George Santos won't run in 2024, if he doesn't win GOP nomination


U.S. Rep. George Santos plans to run in 2024 — but if he doesn't win the Republican nomination for his seat, he pledged to the Herald he won't run as a third-party candidate. 

"I would concede and go away," Santos said. "It would be a waste of my time, energy and effort (to run third-party). The whole politicking of it is that I want to run as a Republican."

Santos sat down with the Herald on Friday for a wide-ranging interview focused on policy, legislation he introduced, and how he's been serving his district despite the pushback from a number of people in his community, as well as the Nassau County GOP. 

And while he knows he won't get any help from county Republicans, Santos says he won't need it. 

"I never had the support of the party," the congressman said. "Everybody forgets I was never supported by the party. They gave me the line, but that was it. They don't have to give it to me. I can earn it by primary."
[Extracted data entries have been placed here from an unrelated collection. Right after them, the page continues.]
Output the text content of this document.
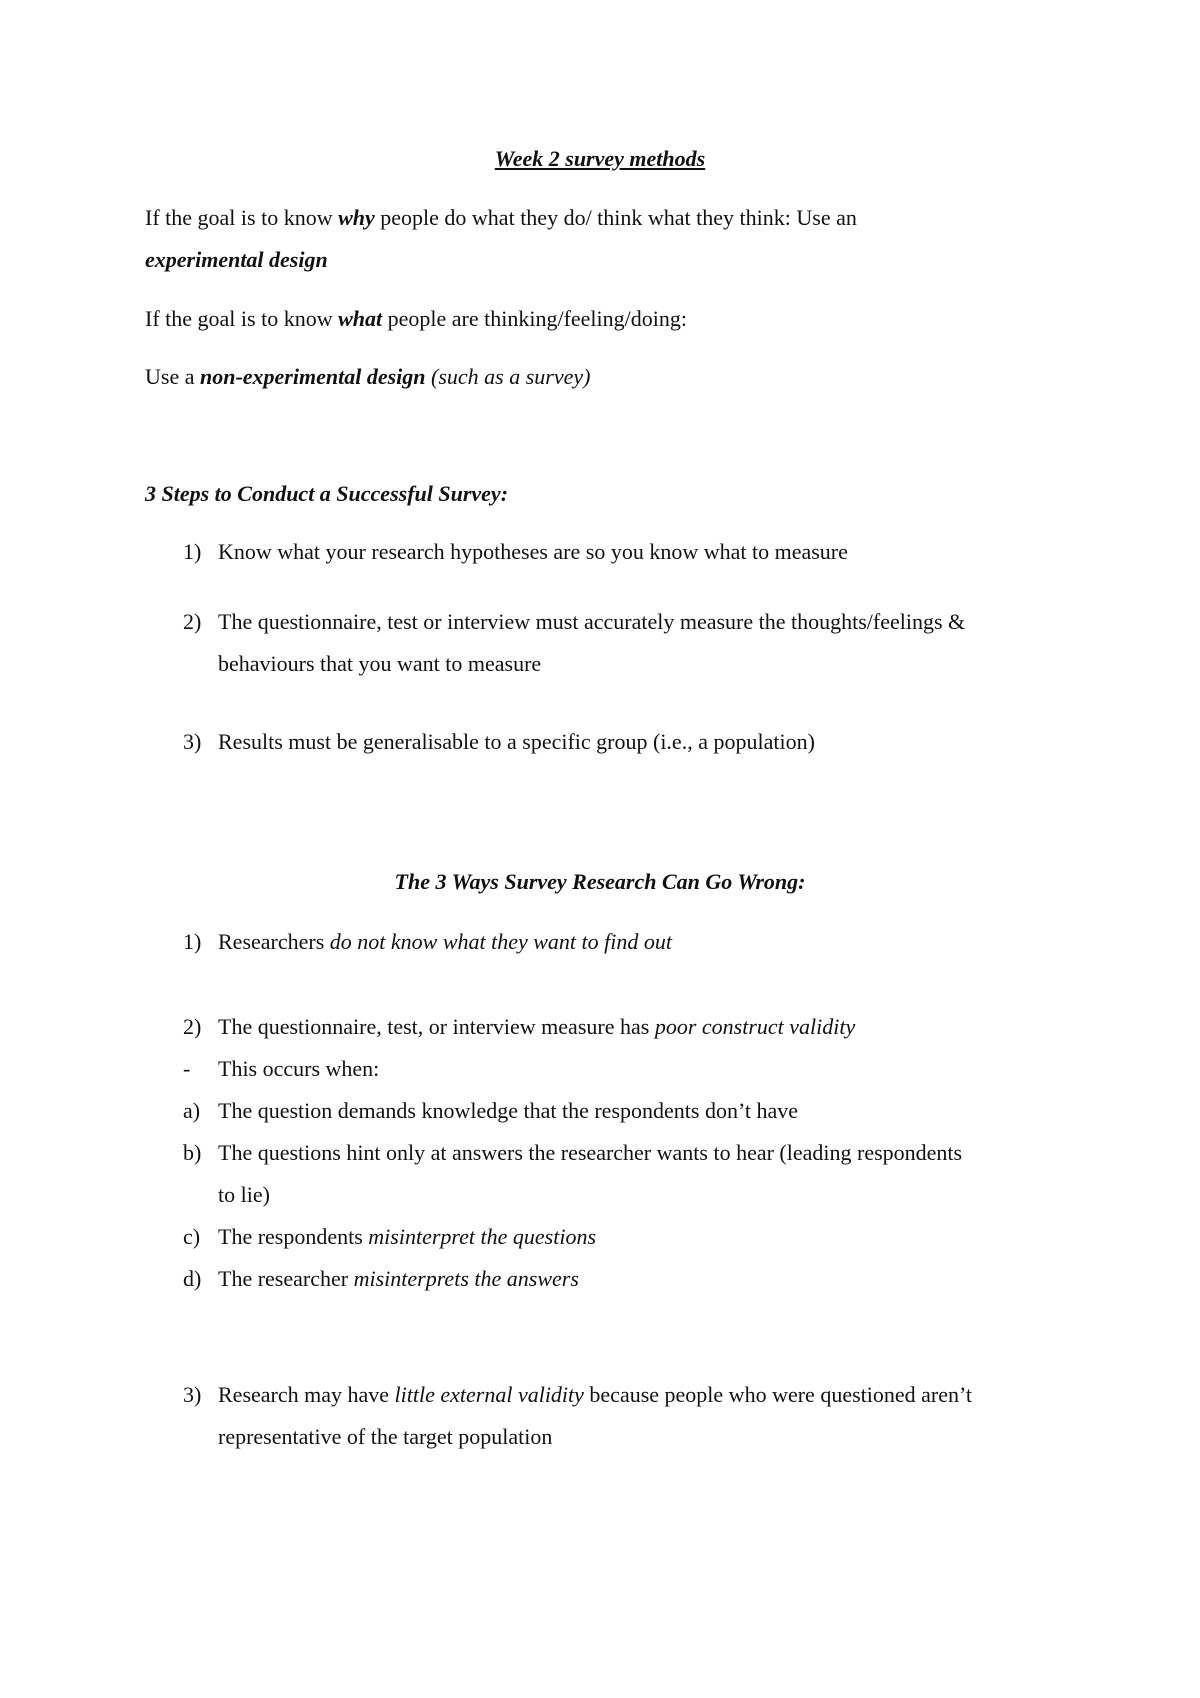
Week 2 survey methods
If the goal is to know why people do what they do/ think what they think: Use an
experimental design
If the goal is to know what people are thinking/feeling/doing:
Use a non-experimental design (such as a survey)
3 Steps to Conduct a Successful Survey:
1) Know what your research hypotheses are so you know what to measure
2) The questionnaire, test or interview must accurately measure the thoughts/feelings &
behaviours that you want to measure
3) Results must be generalisable to a specific group (i.e., a population)
The 3 Ways Survey Research Can Go Wrong:
1) Researchers do not know what they want to find out
2) The questionnaire, test, or interview measure has poor construct validity
-	This occurs when:
a) The question demands knowledge that the respondents don’t have
b) The questions hint only at answers the researcher wants to hear (leading respondents
to lie)
c) The respondents misinterpret the questions
d) The researcher misinterprets the answers
3) Research may have little external validity because people who were questioned aren’t
representative of the target population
It's no surprise Santos backs former president Donald Trump to win the GOP nomination for a potential return to the White House in next year's election. If another Republican ends up facing Joe Biden in the general election, Santos says he'll be behind that candidate.
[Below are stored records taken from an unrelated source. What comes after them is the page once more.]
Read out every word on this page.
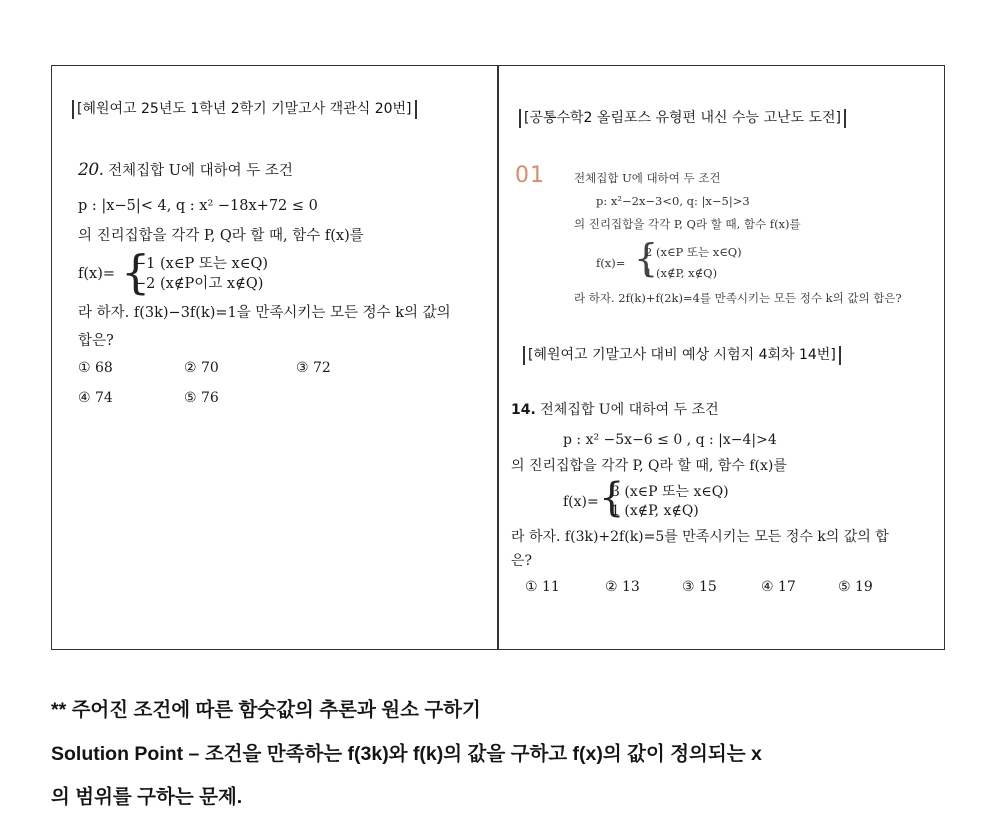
[혜원여고 25년도 1학년 2학기 기말고사 객관식 20번]
20. 전체집합 U에 대하여 두 조건
p : |x−5|< 4, q : x² −18x+72 ≤ 0
의 진리집합을 각각 P, Q라 할 때, 함수 f(x)를
f(x)= {
−1 (x∈P 또는 x∈Q)
−2 (x∉P이고 x∉Q)
라 하자. f(3k)−3f(k)=1을 만족시키는 모든 정수 k의 값의
합은?
① 68	② 70	③ 72
④ 74	⑤ 76
[공통수학2 올림포스 유형편 내신 수능 고난도 도전]
01	전체집합 U에 대하여 두 조건
p: x²−2x−3<0, q: |x−5|>3
의 진리집합을 각각 P, Q라 할 때, 함수 f(x)를
f(x)= {
2 (x∈P 또는 x∈Q)
1 (x∉P, x∉Q)
라 하자. 2f(k)+f(2k)=4를 만족시키는 모든 정수 k의 값의 합은?
[혜원여고 기말고사 대비 예상 시험지 4회차 14번]
14. 전체집합 U에 대하여 두 조건
p : x² −5x−6 ≤ 0 , q : |x−4|>4
의 진리집합을 각각 P, Q라 할 때, 함수 f(x)를
f(x)= {
3 (x∈P 또는 x∈Q)
1 (x∉P, x∉Q)
라 하자. f(3k)+2f(k)=5를 만족시키는 모든 정수 k의 값의 합
은?
① 11	② 13	③ 15	④ 17	⑤ 19
** 주어진 조건에 따른 함숫값의 추론과 원소 구하기
Solution Point – 조건을 만족하는 f(3k)와 f(k)의 값을 구하고 f(x)의 값이 정의되는 x
의 범위를 구하는 문제.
"I will support the Republican nominee if it's not Donald Trump, but I do believe it's going to be Donald Trump at this point," Santos said. "When I supported Donald Trump in 2015, people looked at me and made fun of me. Those were Republicans, by the way."

Santos was seen in Manhattan last month protesting against Trump's indictment over alleged campaign-related hush money payments. But he has not had any contact with the former president.

"No, I don't need him to worry about me," Santos said. "I don't need him to reach out. I don't need validation and pandering and all that stuff. I'm OK."